Je rappelle aussi que, dans un pays voisin et ami, en Allemagne, cette même date du dernier samedi de septembre a été retenue comme Journée des réservistes. Ce pourrait être l’amorce d’une date retenue dans l’Union européenne tout entière. À un moment où cette dernière a tant besoin de repères communs, ce ne peut être qu’une très bonne chose que la défense participe à la construction du sentiment européen.

M. le président. Quel est l'avis de la commission ?

M. Jean-Louis Léonard, rapporteur. La commission a été très sensible à certains arguments de nos collègues, d’autant qu’il s’agit d’une question récurrente depuis plusieurs années. Les votes contre cet amendement l’ont néanmoins emporté. Nous ne sommes pas mûrs pour figer cette date. Il convient de laisser au Gouvernement une certaine souplesse pour la fixer en fonction de la conjoncture nationale. Il ne faudrait pas, au surplus, en faire une commémoration. Ne mélangeons pas les genres : on commémore à date fixe ; la journée du réserviste peut, en revanche, s’associer à une grande manifestation.

Voilà pourquoi la commission a émis un avis défavorable sur cet amendement, pour laisser encore toute latitude au Gouvernement de fixer cette date chaque année.

M. le président. Quel est l'avis du Gouvernement ?

Mme la ministre de la défense. Je suis très attachée à la journée du réserviste et je trouve d’ailleurs qu’elle n’a pas suffisamment d’ampleur. C’est peut-être l’une des raisons pour lesquelles on a un peu hésité, au cours des dernières années, entre l’idée d’en faire une journée à elle seule et celle de la raccrocher à une autre manifestation.

Je suis de l’avis de la commission : fixer par la loi, de façon intangible donc, la date de la journée du réserviste me paraît trop contraignant. Quant au dernier samedi de septembre, cette date est gênante : n’oublions pas que, dans notre pays, contrairement à d’autres, la règle du devoir de réserve s’impose aux hauts fonctionnaires, ce qui aurait pour conséquence que les principales autorités ne pourraient pas participer à la journée du réserviste, chaque fois qu’auraient lieu des élections sénatoriales.

M. Yves Fromion. C’est un argument de taille ! (Sourires.)

Mme la ministre de la défense.
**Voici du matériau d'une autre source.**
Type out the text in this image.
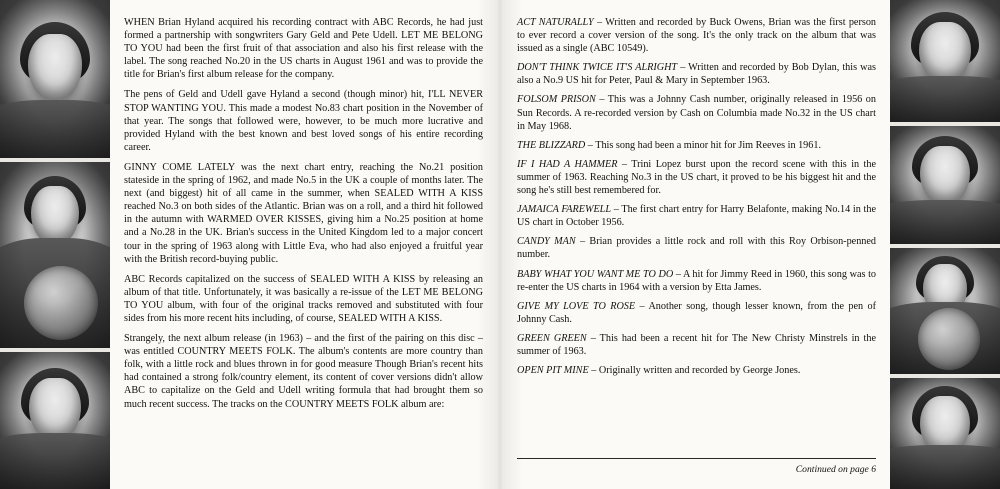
WHEN Brian Hyland acquired his recording contract with ABC Records, he had just formed a partnership with songwriters Gary Geld and Pete Udell. LET ME BELONG TO YOU had been the first fruit of that association and also his first release with the label. The song reached No.20 in the US charts in August 1961 and was to provide the title for Brian's first album release for the company.

The pens of Geld and Udell gave Hyland a second (though minor) hit, I'LL NEVER STOP WANTING YOU. This made a modest No.83 chart position in the November of that year. The songs that followed were, however, to be much more lucrative and provided Hyland with the best known and best loved songs of his entire recording career.

GINNY COME LATELY was the next chart entry, reaching the No.21 position stateside in the spring of 1962, and made No.5 in the UK a couple of months later. The next (and biggest) hit of all came in the summer, when SEALED WITH A KISS reached No.3 on both sides of the Atlantic. Brian was on a roll, and a third hit followed in the autumn with WARMED OVER KISSES, giving him a No.25 position at home and a No.28 in the UK. Brian's success in the United Kingdom led to a major concert tour in the spring of 1963 along with Little Eva, who had also enjoyed a fruitful year with the British record-buying public.

ABC Records capitalized on the success of SEALED WITH A KISS by releasing an album of that title. Unfortunately, it was basically a re-issue of the LET ME BELONG TO YOU album, with four of the original tracks removed and substituted with four sides from his more recent hits including, of course, SEALED WITH A KISS.

Strangely, the next album release (in 1963) – and the first of the pairing on this disc – was entitled COUNTRY MEETS FOLK. The album's contents are more country than folk, with a little rock and blues thrown in for good measure Though Brian's recent hits had contained a strong folk/country element, its content of cover versions didn't allow ABC to capitalize on the Geld and Udell writing formula that had brought them so much recent success. The tracks on the COUNTRY MEETS FOLK album are:

ACT NATURALLY – Written and recorded by Buck Owens, Brian was the first person to ever record a cover version of the song. It's the only track on the album that was issued as a single (ABC 10549).

DON'T THINK TWICE IT'S ALRIGHT – Written and recorded by Bob Dylan, this was also a No.9 US hit for Peter, Paul & Mary in September 1963.

FOLSOM PRISON – This was a Johnny Cash number, originally released in 1956 on Sun Records. A re-recorded version by Cash on Columbia made No.32 in the US chart in May 1968.

THE BLIZZARD – This song had been a minor hit for Jim Reeves in 1961.

IF I HAD A HAMMER – Trini Lopez burst upon the record scene with this in the summer of 1963. Reaching No.3 in the US chart, it proved to be his biggest hit and the song he's still best remembered for.

JAMAICA FAREWELL – The first chart entry for Harry Belafonte, making No.14 in the US chart in October 1956.

CANDY MAN – Brian provides a little rock and roll with this Roy Orbison-penned number.

BABY WHAT YOU WANT ME TO DO – A hit for Jimmy Reed in 1960, this song was to re-enter the US charts in 1964 with a version by Etta James.

GIVE MY LOVE TO ROSE – Another song, though lesser known, from the pen of Johnny Cash.

GREEN GREEN – This had been a recent hit for The New Christy Minstrels in the summer of 1963.

OPEN PIT MINE – Originally written and recorded by George Jones.

Continued on page 6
Cette année, le problème s’est d’ailleurs posé aussi pour le référendum.

Si l’on est vraiment attaché à cette journée, et que l’on ne veut pas qu’elle saute, pour des raisons électorales entre autres, mieux vaut garder une certaine souplesse.

En revanche, je suis prête à regarder avec la commission de la défense s’il existe un événement – lui-même soumis aussi à l’obligation de réserve – qui nous permette de lui donner davantage d’éclat. Il est dommage, par exemple, que les employeurs ne participent pas suffisamment à la réserve. Il m’est arrivé, lors de mes tours de France pour rencontrer les employeurs, de n’avoir en face de moi qu’une douzaine de personnes là où on était en droit d’en attendre deux cents !

Je le répète, nous devons donner davantage d’ampleur à cette journée, mais cherchons, avec la commission, la meilleure solution.

M. le président. La parole est à M. Yves Fromion.

M. Yves Fromion. Le Président de la République a fixé, également à la fin septembre, la journée du souvenir pour les harkis. Cela pourrait effectivement poser des problèmes.

M. le président. Je mets aux voix l'amendement n° 8.

(L'amendement n'est pas adopté.)

M. le président. Je mets aux voix l'article 15.

(L'article 15 est adopté.)

Article 16

M. le président. Sur l’article 16, je suis saisi de l’amendement n° 41.

La parole est à M. le rapporteur, pour le soutenir.

M. Jean-Louis Léonard, rapporteur. Il s’agit d’un amendement purement rédactionnel.

M. le président. Le Gouvernement a donc un avis favorable

Je mets aux voix l'amendement n° 41.

(L'amendement est adopté.)

M. le président. Je mets aux voix l'article 16, modifié par l'amendement n° 41.

(L'article 16, ainsi modifié, est adopté.)

Articles 17 à 19

M. le président. Sur les articles 17, 18 et 19, je ne suis saisi d’aucun amendement.

Je mets aux voix l'article 17.

(L'article 17 est adopté.)

M. le président. Je mets aux voix l'article 18.

(L'article 18 est adopté.)

M. le président. Je mets aux voix l'article 19.

(L'article 19 est adopté.)

Après l’article 19

M. le président. Après l’article 19 je suis saisi de plusieurs amendements de la commission portant articles additionnels.

La parole est à M. le rapporteur pour défendre l’amendement n° 27 rectifié.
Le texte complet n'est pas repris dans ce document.